No significantly increased risk for other hematologic or solid malignancies was observed among relatives of all MM probands or among subgroups, with the exception that relatives of MM probands ≥65 years at diagnosis had a significantly increased risk for non-Hodgkin lymphoma. Our findings of greater familial aggregation among relatives of later onset cases is in contrast with recent studies based on selected high-risk families, in which the age of onset of MM was much earlier and the affected offspring had earlier onset than affected parents (anticipation).23, 24 In this study, the average age at MM diagnosis among relatives of cases (61.3 years; range 37–81 years; n = 30) and controls (63.2 years; range 39–87 years; n = 35) was virtually the same, showing that familial (versus sporadic) MM is not characterized by an earlier age at diagnosis. We also found no evidence of anticipation for MM.31
In our study, we used a register-based case-control design, which ruled out recall-bias, ensured a population-based setting and generalizability of our findings. By including all MM cases diagnosed in Sweden during a 40-year-period, with one or more linkable relatives, we were able to conduct the largest study on autoimmunity and subsequent risk of MM to date. Limitations include incomplete number of first-degree relatives, lack of information on potential confounders (although the matched design and analyses ensured adjustment for sex, age, geography and marital status), lack of validation of the register-based data used to define exposure and outcome and lack of clinical data. Other potential limitations of our study were the absence of validation of the diagnoses of autoimmune conditions, which were retrieved from hospital discharge registry listings, and failure to capture those autoimmune disease diagnoses made in outpatient settings. However, because these were assessed among relatives of matched controls, using same hospital discharge registries, the relative risks should not be biased.
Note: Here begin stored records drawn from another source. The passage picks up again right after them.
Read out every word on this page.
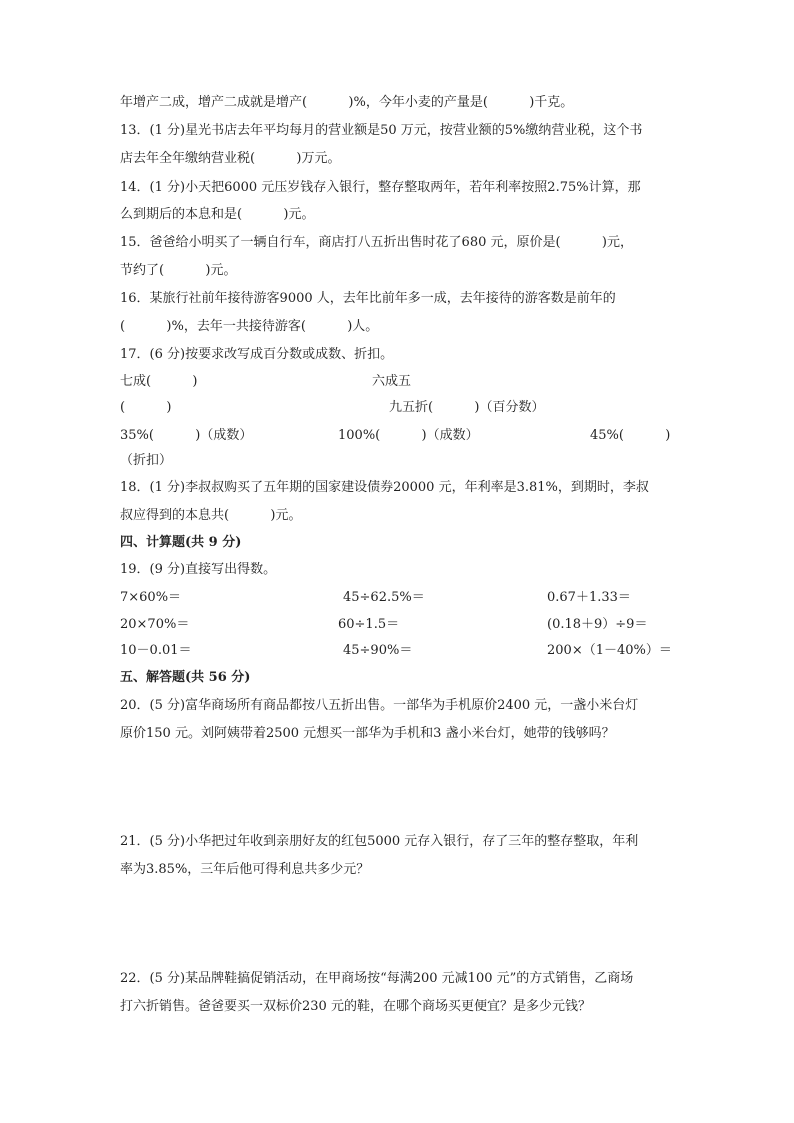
年增产二成，增产二成就是增产(          )%，今年小麦的产量是(          )千克。
13．(1 分)星光书店去年平均每月的营业额是50 万元，按营业额的5%缴纳营业税，这个书
店去年全年缴纳营业税(          )万元。
14．(1 分)小天把6000 元压岁钱存入银行，整存整取两年，若年利率按照2.75%计算，那
么到期后的本息和是(          )元。
15．爸爸给小明买了一辆自行车，商店打八五折出售时花了680 元，原价是(          )元，
节约了(          )元。
16．某旅行社前年接待游客9000 人，去年比前年多一成，去年接待的游客数是前年的
(          )%，去年一共接待游客(          )人。
17．(6 分)按要求改写成百分数或成数、折扣。
七成(          )	六成五
(          )	九五折(          )（百分数）
35%(          )（成数）	100%(          )（成数）	45%(          )
（折扣）
18．(1 分)李叔叔购买了五年期的国家建设债券20000 元，年利率是3.81%，到期时，李叔
叔应得到的本息共(          )元。
四、计算题(共 9 分)
19．(9 分)直接写出得数。
7×60%＝	45÷62.5%＝	0.67＋1.33＝
20×70%＝	60÷1.5＝	(0.18＋9）÷9＝
10－0.01＝	45÷90%＝	200×（1－40%）＝
五、解答题(共 56 分)
20．(5 分)富华商场所有商品都按八五折出售。一部华为手机原价2400 元，一盏小米台灯
原价150 元。刘阿姨带着2500 元想买一部华为手机和3 盏小米台灯，她带的钱够吗？
21．(5 分)小华把过年收到亲朋好友的红包5000 元存入银行，存了三年的整存整取，年利
率为3.85%，三年后他可得利息共多少元？
22．(5 分)某品牌鞋搞促销活动，在甲商场按“每满200 元减100 元”的方式销售，乙商场
打六折销售。爸爸要买一双标价230 元的鞋，在哪个商场买更便宜？是多少元钱？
In summary, personal and family history of autoimmune conditions were generally not associated with increased risk for MM. We found an elevated risk for personal history of pernicious anemia and family history of SLE; however, because of multiple comparisons these findings should be interpreted with caution. The observed familial aggregation of MM in first-degree relatives implicates the potential etiologic importance of germline genes. Our data suggest that the spectrum of related conditions may include MGUS but not other hematologic neoplasms. These results provide additional support for applying gene mapping and candidate gene approaches in high risk families and case-control studies.